The isoforms.alternatives.gff file contains one version of each selected structure, avoiding UTRs isoforms, providing a file more suitable for differential expression analysis or annotation of gene isoforms. In this case, the ranking is reodered to remove UTRs isoforms.

chr_1 ingenannot-isoform-ranking transcript 646708 648848 . - . gene_id "PB.112";transcript_id "PB.112.3";rank "1";
chr_1 ingenannot-isoform-ranking exon 646708 647301 . - . gene_id "PB.112"; transcript_id "PB.112.3"
chr_1 ingenannot-isoform-ranking exon 647389 647472 . - . gene_id "PB.112"; transcript_id "PB.112.3"

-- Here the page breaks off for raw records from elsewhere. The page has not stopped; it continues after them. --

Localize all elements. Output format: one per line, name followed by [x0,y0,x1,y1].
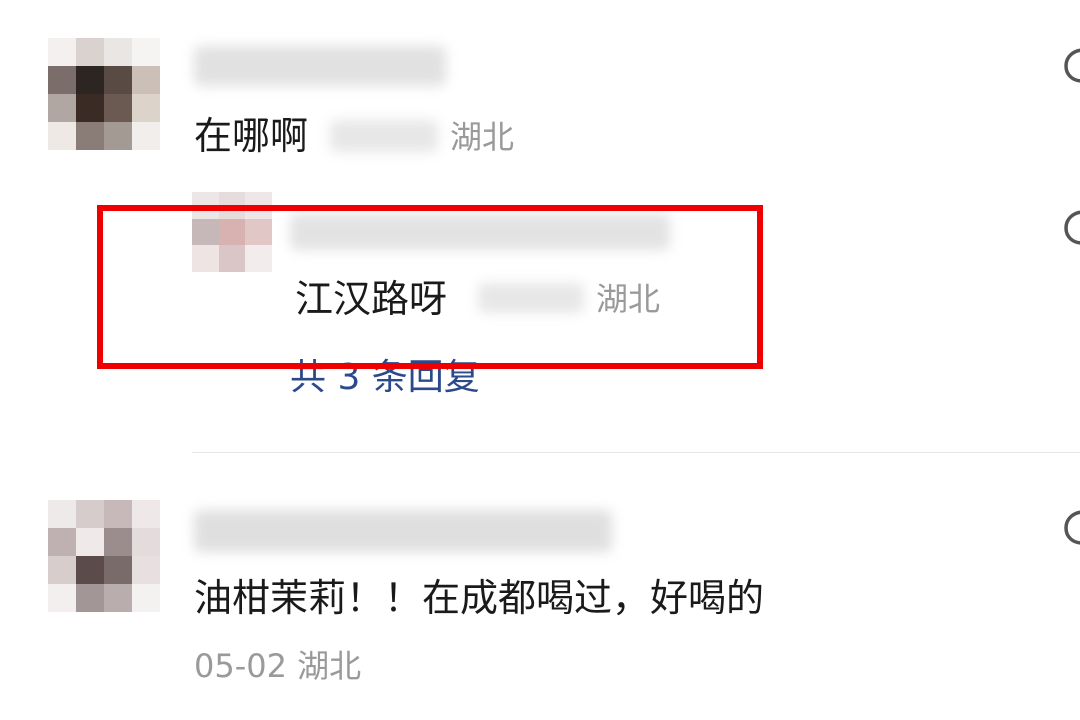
location-label: 湖北 [596,280,661,318]
comment-meta: 05-02 湖北 [194,647,361,685]
avatar-pixel [76,38,104,66]
avatar-pixel [76,500,104,528]
avatar-pixel [192,218,219,246]
avatar-pixel [245,218,272,246]
avatar-pixel [218,192,246,219]
location-label: 湖北 [450,118,515,156]
location-label: 湖北 [297,647,362,685]
date-label: 05-02 [194,647,287,685]
avatar-pixel [218,245,246,272]
view-replies-link[interactable]: 共 3 条回复 [290,356,480,400]
avatar-pixel [48,584,76,612]
reply-text: 江汉路呀 [295,277,448,321]
avatar-pixel [104,556,132,584]
avatar-pixel [132,528,160,556]
avatar-pixel [104,584,132,612]
avatar-pixel [132,500,160,528]
avatar[interactable] [48,500,160,612]
timestamp-redacted [478,283,584,313]
comment-text: 油柑茉莉！！在成都喝过，好喝的 [194,576,765,620]
divider [192,452,1080,453]
username-redacted[interactable] [194,46,446,86]
avatar-pixel [76,584,104,612]
avatar-pixel [132,38,160,66]
avatar-pixel [104,38,132,66]
avatar-pixel [48,122,76,150]
avatar-pixel [104,66,132,94]
comment-bubble-icon[interactable] [1062,208,1080,252]
comment-bubble-icon[interactable] [1062,46,1080,90]
avatar-pixel [192,192,219,219]
avatar-pixel [132,122,160,150]
avatar-pixel [48,528,76,556]
comment-thread: 在哪啊 湖北 江汉路呀 湖北 共 3 条回复 油柑茉莉！！在成都喝过，好喝的 0… [0,0,1080,720]
avatar-pixel [48,94,76,122]
avatar[interactable] [192,192,272,272]
avatar-pixel [76,122,104,150]
comment-text: 在哪啊 [194,114,309,158]
avatar-pixel [76,94,104,122]
avatar-pixel [245,192,272,219]
avatar-pixel [218,218,246,246]
avatar-pixel [104,122,132,150]
avatar-pixel [76,556,104,584]
avatar-pixel [48,556,76,584]
avatar-pixel [132,94,160,122]
avatar-pixel [48,66,76,94]
avatar-pixel [132,66,160,94]
avatar-pixel [76,66,104,94]
timestamp-redacted [330,120,438,152]
avatar-pixel [48,500,76,528]
avatar-pixel [245,245,272,272]
avatar-pixel [132,584,160,612]
avatar-pixel [48,38,76,66]
comment-bubble-icon[interactable] [1062,508,1080,552]
avatar[interactable] [48,38,160,150]
avatar-pixel [104,500,132,528]
username-redacted[interactable] [290,214,670,250]
avatar-pixel [192,245,219,272]
avatar-pixel [104,528,132,556]
username-redacted[interactable] [194,510,612,552]
avatar-pixel [104,94,132,122]
avatar-pixel [76,528,104,556]
avatar-pixel [132,556,160,584]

chr_1 ingenannot-isoform-ranking exon 647529 647573 . - . gene_id "PB.112"; transcript_id "PB.112.3"
chr_1 ingenannot-isoform-ranking exon 647669 648293 . - . gene_id "PB.112"; transcript_id "PB.112.3"
chr_1 ingenannot-isoform-ranking exon 648441 648848 . - . gene_id "PB.112"; transcript_id "PB.112.3"
chr_1 ingenannot-isoform-ranking transcript 646716 648836 . - . gene_id "PB.112";transcript_id "PB.112.4";rank "2";
chr_1 ingenannot-isoform-ranking exon 646716 647301 . - . gene_id "PB.112"; transcript_id "PB.112.4"
chr_1 ingenannot-isoform-ranking exon 647389 647472 . - . gene_id "PB.112"; transcript_id "PB.112.4"
chr_1 ingenannot-isoform-ranking exon 647541 647573 . - . gene_id "PB.112"; transcript_id "PB.112.4"
chr_1 ingenannot-isoform-ranking exon 647669 648293 . - . gene_id "PB.112"; transcript_id "PB.112.4"
chr_1 ingenannot-isoform-ranking exon 648441 648836 . - . gene_id "PB.112"; transcript_id "PB.112.4"
chr_1 ingenannot-isoform-ranking transcript 646476 648836 . - . gene_id "PB.112";transcript_id "PB.112.1";rank "3";
chr_1 ingenannot-isoform-ranking exon 646476 647301 . - . gene_id "PB.112"; transcript_id "PB.112.1"
chr_1 ingenannot-isoform-ranking exon 647389 647472 . - . gene_id "PB.112"; transcript_id "PB.112.1"
chr_1 ingenannot-isoform-ranking exon 647529 647573 . - . gene_id "PB.112"; transcript_id "PB.112.1"
chr_1 ingenannot-isoform-ranking exon 647669 648299 . - . gene_id "PB.112"; transcript_id "PB.112.1"
chr_1 ingenannot-isoform-ranking exon 648441 648836 . - . gene_id "PB.112"; transcript_id "PB.112.1"
Here no isoform was filtered out, so the isoforms.unclassif.gff file is empty.